Warning: this story contains images that some readers may find distressing
Argentina’s media community has voiced grave concern for Pablo Grillo, a photojournalist who remains hospitalized in critical condition after police shot a tear gas canister that fractured his skull during Wednesday’s protests.
Grillo, 35, is an independent photojournalist who was covering a protest by pensioners and football fans that ended in a harsh police crackdown. Video by radio station La Tribu shows him taking a photo of a burning dumpster outside Congress before a tear gas canister hits him and he falls to the ground.
He was rushed to the nearby Ramos Mejía Hospital, where he underwent surgery and remains in intensive care. Photos of him being stretchered into the ambulance showed him still clutching his camera.
The first medical report stated that Grillo suffered severe head trauma with several skull fractures and loss of brain mass. After the surgery, Grillo’s father, Fabián Grillo, told press outside the hospital that his son’s prognosis is reserved and critical. However, he highlighted that doctors were able to reduce the pressure in his brain and reconstruct some of the tissue.
“Yesterday’s operation saved his life,” Fabián told C5N TV station on Thursday, his voice thick with emotion. “What he’s going through now is potential recovery.” Pablo is now undergoing studies, he added.
Security Minister Patricia Bullrich and Justice Minister Mariano Cúneo Libarona said the protest was organized by barrabravas (groups of often-violent football fans) who sparked the unrest. Chief of Staff Guillermo Francos told Radio Mitre on Thursday that Grillo’s situation is “very regrettable” and that the government will “try to establish what happened,” but added that protests “cause these kinds of unplanned accidents.”
“Police don’t shoot gas [canisters] at people, they shoot it so that it will fall near the rowdiest protesters to make them leave,” Francos said.

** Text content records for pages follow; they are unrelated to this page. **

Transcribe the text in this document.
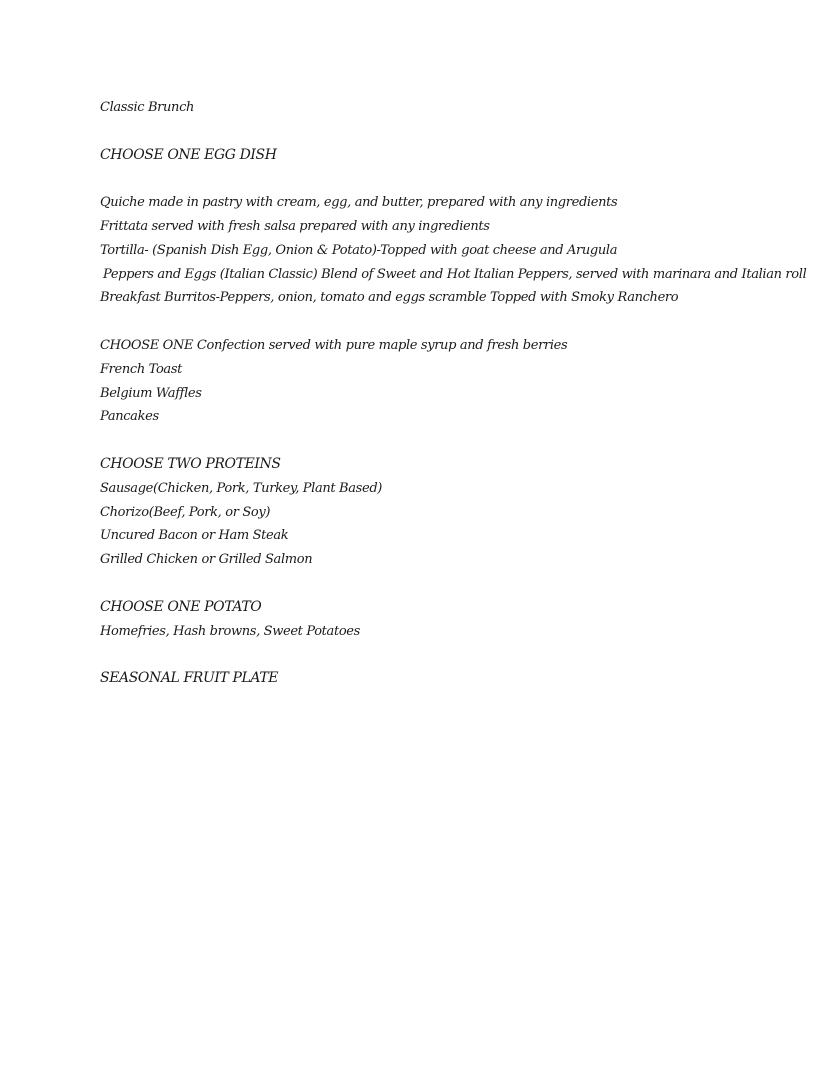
Classic Brunch
CHOOSE ONE EGG DISH
Quiche made in pastry with cream, egg, and butter, prepared with any ingredients
Frittata served with fresh salsa prepared with any ingredients
Tortilla- (Spanish Dish Egg, Onion & Potato)-Topped with goat cheese and Arugula
Peppers and Eggs (Italian Classic) Blend of Sweet and Hot Italian Peppers, served with marinara and Italian roll
Breakfast Burritos-Peppers, onion, tomato and eggs scramble Topped with Smoky Ranchero
CHOOSE ONE Confection served with pure maple syrup and fresh berries
French Toast
Belgium Waffles
Pancakes
CHOOSE TWO PROTEINS
Sausage(Chicken, Pork, Turkey, Plant Based)
Chorizo(Beef, Pork, or Soy)
Uncured Bacon or Ham Steak
Grilled Chicken or Grilled Salmon
CHOOSE ONE POTATO
Homefries, Hash browns, Sweet Potatoes
SEASONAL FRUIT PLATE
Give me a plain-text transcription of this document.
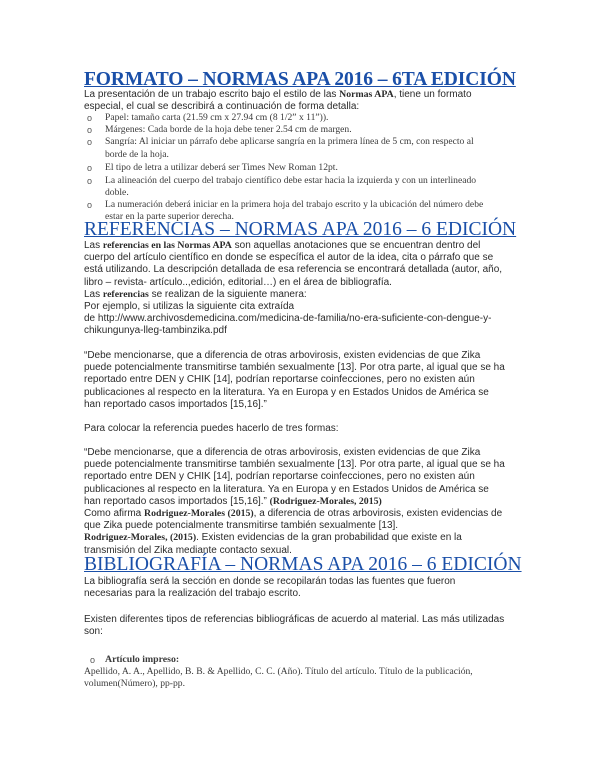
FORMATO – NORMAS APA 2016 – 6TA EDICIÓN
La presentación de un trabajo escrito bajo el estilo de las Normas APA, tiene un formato
especial, el cual se describirá a continuación de forma detalla:
o Papel: tamaño carta (21.59 cm x 27.94 cm (8 1/2” x 11”)).
o Márgenes: Cada borde de la hoja debe tener 2.54 cm de margen.
o Sangría: Al iniciar un párrafo debe aplicarse sangría en la primera línea de 5 cm, con respecto al
borde de la hoja.
o El tipo de letra a utilizar deberá ser Times New Roman 12pt.
o La alineación del cuerpo del trabajo científico debe estar hacia la izquierda y con un interlineado
doble.
o La numeración deberá iniciar en la primera hoja del trabajo escrito y la ubicación del número debe
estar en la parte superior derecha.
REFERENCIAS – NORMAS APA 2016 – 6 EDICIÓN
Las referencias en las Normas APA son aquellas anotaciones que se encuentran dentro del
cuerpo del artículo científico en donde se específica el autor de la idea, cita o párrafo que se
está utilizando. La descripción detallada de esa referencia se encontrará detallada (autor, año,
libro – revista- artículo..,edición, editorial…) en el área de bibliografía.
Las referencias se realizan de la siguiente manera:
Por ejemplo, si utilizas la siguiente cita extraída
de http://www.archivosdemedicina.com/medicina-de-familia/no-era-suficiente-con-dengue-y-
chikungunya-lleg-tambinzika.pdf
“Debe mencionarse, que a diferencia de otras arbovirosis, existen evidencias de que Zika
puede potencialmente transmitirse también sexualmente [13]. Por otra parte, al igual que se ha
reportado entre DEN y CHIK [14], podrían reportarse coinfecciones, pero no existen aún
publicaciones al respecto en la literatura. Ya en Europa y en Estados Unidos de América se
han reportado casos importados [15,16].”
Para colocar la referencia puedes hacerlo de tres formas:
“Debe mencionarse, que a diferencia de otras arbovirosis, existen evidencias de que Zika
puede potencialmente transmitirse también sexualmente [13]. Por otra parte, al igual que se ha
reportado entre DEN y CHIK [14], podrían reportarse coinfecciones, pero no existen aún
publicaciones al respecto en la literatura. Ya en Europa y en Estados Unidos de América se
han reportado casos importados [15,16].” (Rodriguez-Morales, 2015)
Como afirma Rodriguez-Morales (2015), a diferencia de otras arbovirosis, existen evidencias de
que Zika puede potencialmente transmitirse también sexualmente [13].
Rodriguez-Morales, (2015). Existen evidencias de la gran probabilidad que existe en la
transmisión del Zika mediante contacto sexual.
BIBLIOGRAFÍA – NORMAS APA 2016 – 6 EDICIÓN
La bibliografía será la sección en donde se recopilarán todas las fuentes que fueron
necesarias para la realización del trabajo escrito.
Existen diferentes tipos de referencias bibliográficas de acuerdo al material. Las más utilizadas
son:
o Artículo impreso:
Apellido, A. A., Apellido, B. B. & Apellido, C. C. (Año). Título del artículo. Título de la publicación,
volumen(Número), pp-pp.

‘We can’t normalize police violence’
On Thursday morning, the Association of Argentine Photojournalists (ARGRA, by its Spanish initials) held a press conference with the Buenos Aires Press Workers’ Union (SIPREBA) condemning Pablo’s shooting and demanding Bullrich’s resignation.
“We can’t normalize, tolerate or allow for police violence to be used in every protest, and for press to be the preferred target of the repressive forces each time,” said SIPREBA head, Agustín Lecchi. Several reporters also suffered rubber bullet injuries, he added. “Yesterday, they shot to kill. Something worse could have happened to any of the colleagues who were shot with rubber bullets.”
SIPREBA and ARGRA announced they would file a criminal complaint along with the Center for Legal and Social Studies (CELS) rights watchdog, requesting an investigation into those responsible for yesterday’s crackdown against press workers. The complaint also targets Bullrich’s December 2023 anti-protest protocol.
The protocol reintroduced the use of gas-launching guns during police operations that had previously been banned, CELS’ Investigations director Marcela Perelman told the conference.
Perelman pointed out that tear gas guns are the weapon that killed school teacher Carlos Fuentealba during a 2007 protest in Neuquén. His case became emblematic of institutional violence in Argentina.
On Wednesday night, Bullrich mistakenly claimed in an interview with LN+ news channel that Pablo had been arrested and that he was a political candidate alongside Julián Álvarez, mayor of the Buenos Aires province district of Lanús.
Fabián said that the minister’s statements were incorrect, adding that his son in fact works at the Evita Hospital in Lanús. “He is also a photojournalist and travels a lot,” he said. Fabián plans to sue Bullrich and the police.